Abstract

This chapter reviews the pathogenesis and pathophysiology of bone loss after transplantation. There are three reasons why bone turnover remains elevated late after transplantation and after glucocorticoid administration has been stopped. First, a decrease in glomerular filtration rate results in an increase in osteocalcin (OC). Second, immunosuppressive agents, such as cyclosporine A may have a direct effect on the rate of bone turnover. Finally, fractures may result in an increase in bone turnover markers, reflecting fracture repair. Drugs that are used to prevent rejection appear to have an important role to play in bone loss after cardiac transplantation. This is also true for other forms of organ transplantation. The most convincing biochemical change is the increase in serum parathyroid hormone in the later post-transplant period along with the decrease in serum magnesium, which may be the cause of the increase in bone resorption.

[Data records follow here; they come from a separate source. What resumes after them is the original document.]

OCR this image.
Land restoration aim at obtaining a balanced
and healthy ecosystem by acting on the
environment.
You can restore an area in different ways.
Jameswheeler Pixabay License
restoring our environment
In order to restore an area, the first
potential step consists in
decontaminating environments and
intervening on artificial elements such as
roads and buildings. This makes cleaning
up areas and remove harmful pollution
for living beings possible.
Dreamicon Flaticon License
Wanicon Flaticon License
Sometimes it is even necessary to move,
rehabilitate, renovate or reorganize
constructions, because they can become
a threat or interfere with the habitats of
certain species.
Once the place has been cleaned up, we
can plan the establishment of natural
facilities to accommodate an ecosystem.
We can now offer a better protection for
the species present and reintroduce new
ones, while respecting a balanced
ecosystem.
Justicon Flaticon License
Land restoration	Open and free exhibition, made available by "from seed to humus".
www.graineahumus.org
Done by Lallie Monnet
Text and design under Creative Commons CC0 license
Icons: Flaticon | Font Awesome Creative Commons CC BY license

It is likely that cyclosporine A and other immunosuppressive are important determinants of the increased bone turnover, through effects on renal function and hence, on calcitriol levels and calcium absorption. Glucocorticoid therapy is a potential contributor to the fracture syndrome. The latter may be countered by bisphosphonates, such as alendronate. The decrease in calcium absorption may be countered by the administration of calcitriol, or of calcium and vitamin D.